My Yahoo Answers account was suspended. Apparently I answered "I like chicks who do anal" to over 100 questions last night.
note to self..putting cheap vodka in a bottle of grey goose does not make it taste better
TRUE LIFE: my roommate is growing a bush.
better yet, TRUE LIFE: my roommates boyfriend begged her to grow a bush.
Nothing says fuck you quite like putting your used condom in someones mailbox for them to find in the morning.
Restaurants Roasting People Who Gave Them Negative Yelp Reviews (25 Pics)
How are YOU going to look? Buying 40's on Christmas eve.
Yikes. I usually have a 24-hour waiting period between sex partners. You know, like for a handgun.

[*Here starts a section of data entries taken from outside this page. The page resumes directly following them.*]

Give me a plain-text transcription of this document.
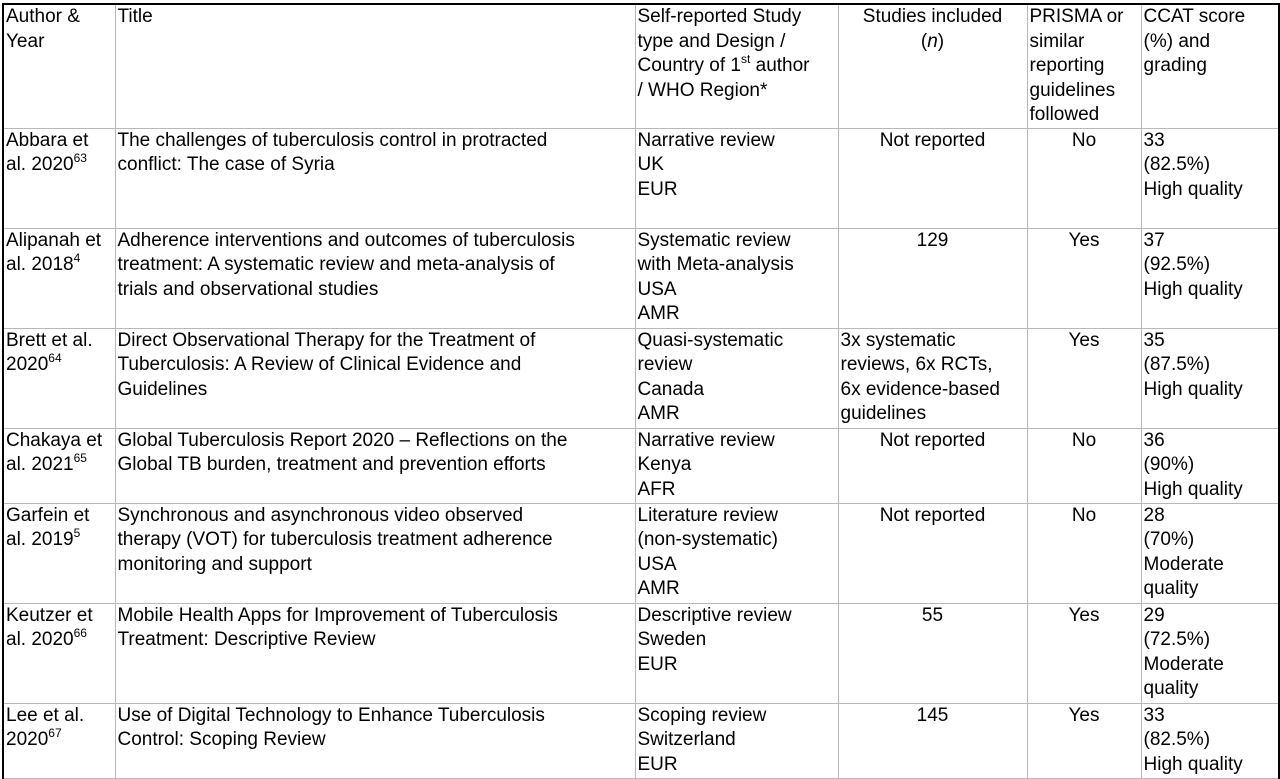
Author &
Year	Title	Self-reported Study
type and Design /
Country of 1st author
/ WHO Region*	Studies included
(n)	PRISMA or
similar
reporting
guidelines
followed	CCAT score
(%) and
grading

Abbara et
al. 2020$^{63}$	The challenges of tuberculosis control in protracted
conflict: The case of Syria	Narrative review
UK
EUR	Not reported	No	33
(82.5%)
High quality

Alipanah et
al. 2018$^4$	Adherence interventions and outcomes of tuberculosis
treatment: A systematic review and meta-analysis of
trials and observational studies	Systematic review
with Meta-analysis
USA
AMR	129	Yes	37
(92.5%)
High quality

Brett et al.
2020$^{64}$	Direct Observational Therapy for the Treatment of
Tuberculosis: A Review of Clinical Evidence and
Guidelines	Quasi-systematic
review
Canada
AMR	3x systematic
reviews, 6x RCTs,
6x evidence-based
guidelines	Yes	35
(87.5%)
High quality

Chakaya et
al. 2021$^{65}$	Global Tuberculosis Report 2020 – Reflections on the
Global TB burden, treatment and prevention efforts	Narrative review
Kenya
AFR	Not reported	No	36
(90%)
High quality

Garfein et
al. 2019$^5$	Synchronous and asynchronous video observed
therapy (VOT) for tuberculosis treatment adherence
monitoring and support	Literature review
(non-systematic)
USA
AMR	Not reported	No	28
(70%)
Moderate
quality

Keutzer et
al. 2020$^{66}$	Mobile Health Apps for Improvement of Tuberculosis
Treatment: Descriptive Review	Descriptive review
Sweden
EUR	55	Yes	29
(72.5%)
Moderate
quality

Lee et al.
2020$^{67}$	Use of Digital Technology to Enhance Tuberculosis
Control: Scoping Review	Scoping review
Switzerland
EUR	145	Yes	33
(82.5%)
High quality
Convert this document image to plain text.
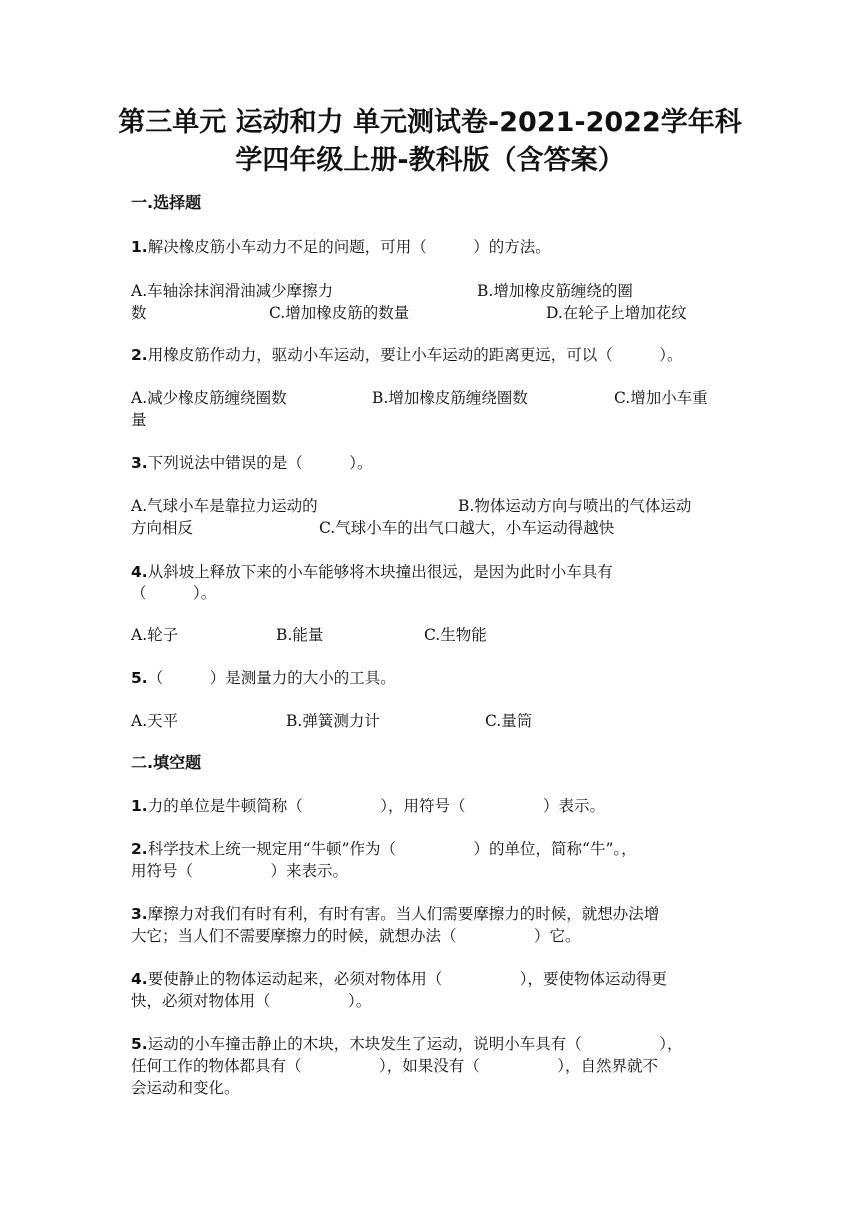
第三单元 运动和力 单元测试卷-2021-2022学年科
学四年级上册-教科版（含答案）
一.选择题
1.解决橡皮筋小车动力不足的问题，可用（　　　）的方法。
A.车轴涂抹润滑油减少摩擦力	B.增加橡皮筋缠绕的圈
数	C.增加橡皮筋的数量	D.在轮子上增加花纹
2.用橡皮筋作动力，驱动小车运动，要让小车运动的距离更远，可以（　　　）。
A.减少橡皮筋缠绕圈数	B.增加橡皮筋缠绕圈数	C.增加小车重
量
3.下列说法中错误的是（　　　）。
A.气球小车是靠拉力运动的	B.物体运动方向与喷出的气体运动
方向相反	C.气球小车的出气口越大，小车运动得越快
4.从斜坡上释放下来的小车能够将木块撞出很远，是因为此时小车具有
（　　　）。
A.轮子	B.能量	C.生物能
5.（　　　）是测量力的大小的工具。
A.天平	B.弹簧测力计	C.量筒
二.填空题
1.力的单位是牛顿简称（　　　　　），用符号（　　　　　）表示。
2.科学技术上统一规定用“牛顿”作为（　　　　　）的单位，简称“牛”。，
用符号（　　　　　）来表示。
3.摩擦力对我们有时有利，有时有害。当人们需要摩擦力的时候，就想办法增
大它；当人们不需要摩擦力的时候，就想办法（　　　　　）它。
4.要使静止的物体运动起来，必须对物体用（　　　　　），要使物体运动得更
快，必须对物体用（　　　　　）。
5.运动的小车撞击静止的木块，木块发生了运动，说明小车具有（　　　　　），
任何工作的物体都具有（　　　　　），如果没有（　　　　　），自然界就不
会运动和变化。
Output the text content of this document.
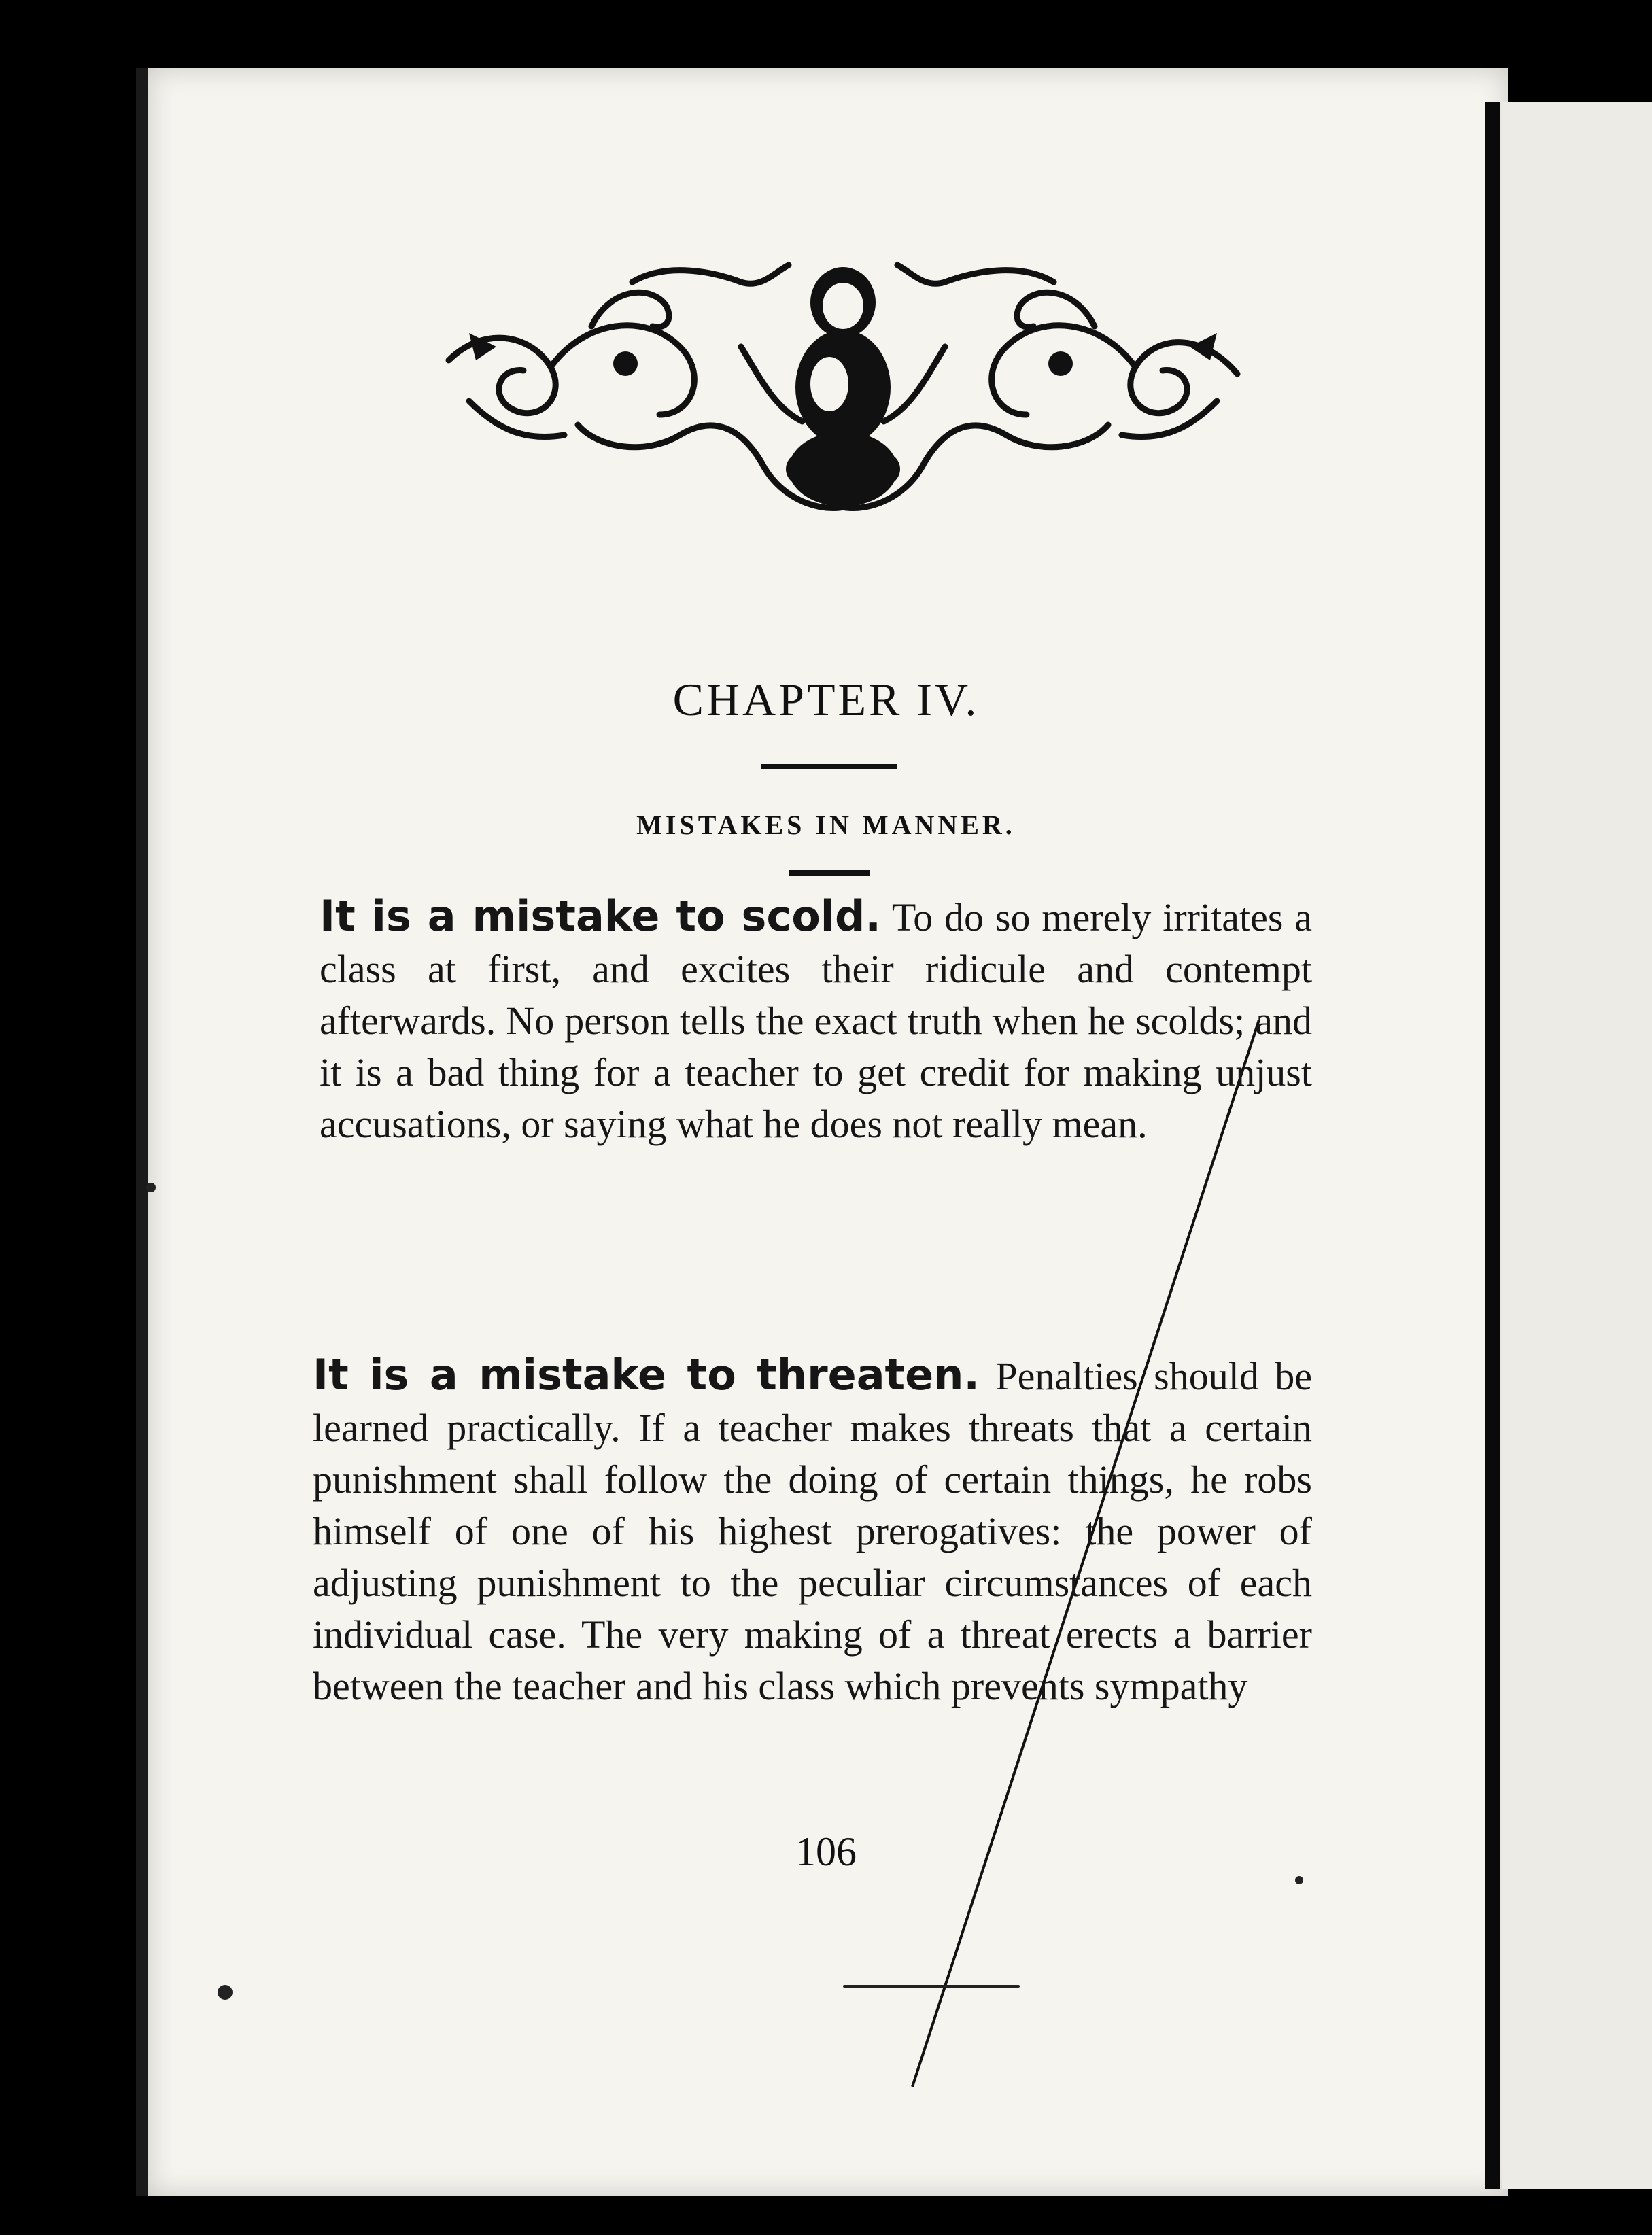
CHAPTER IV.
MISTAKES IN MANNER.
It is a mistake to scold. To do so merely irritates a class at first, and excites their ridicule and contempt afterwards. No person tells the exact truth when he scolds; and it is a bad thing for a teacher to get credit for making unjust accusations, or saying what he does not really mean.
It is a mistake to threaten. Penalties should be learned practically. If a teacher makes threats that a certain punishment shall follow the doing of certain things, he robs himself of one of his highest prerogatives: the power of adjusting punishment to the peculiar circumstances of each individual case. The very making of a threat erects a barrier between the teacher and his class which prevents sympathy
106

And I can say one thing, I look pretty good in high wasted pants. I don't know if that helps. But I do. God I'm high.
Either I'm paranoid or I swear my parents rigged my house so you can never sneak in or have the munchies without being loud.
Any residual attraction has just been ruthlessly murdered by that mustache.
Woman Posts Harassing DMs From Creep Online, Now He’s Upset Because People Told His Mom
I had a meltdown and you quoted Puddle of Mudd to me
He showed up on school grounds wearing nothing but a suit of armor. Really at this point I'm more impressed than angry.
Id like to submit an apology whenever you feel like talking.
Its not gonna be for awhile Im not a very forgiving person especially since you TOTALED MY FUCKING CAR.
Dude get over here. Steven brought super soakers filled with colored vodka.
You were so drunk last night that you fell thru the bathroom door at the bar, ripping it off the hinges in the process. But, your birthday tiara stayed on thru the whole thing. I'd call it a succcessful evening. Happy birthday kiddo!
What better than a girl who loves jager, sexts like a champ and is down for t-bell at any hours of the night? oh wait, NOTHING.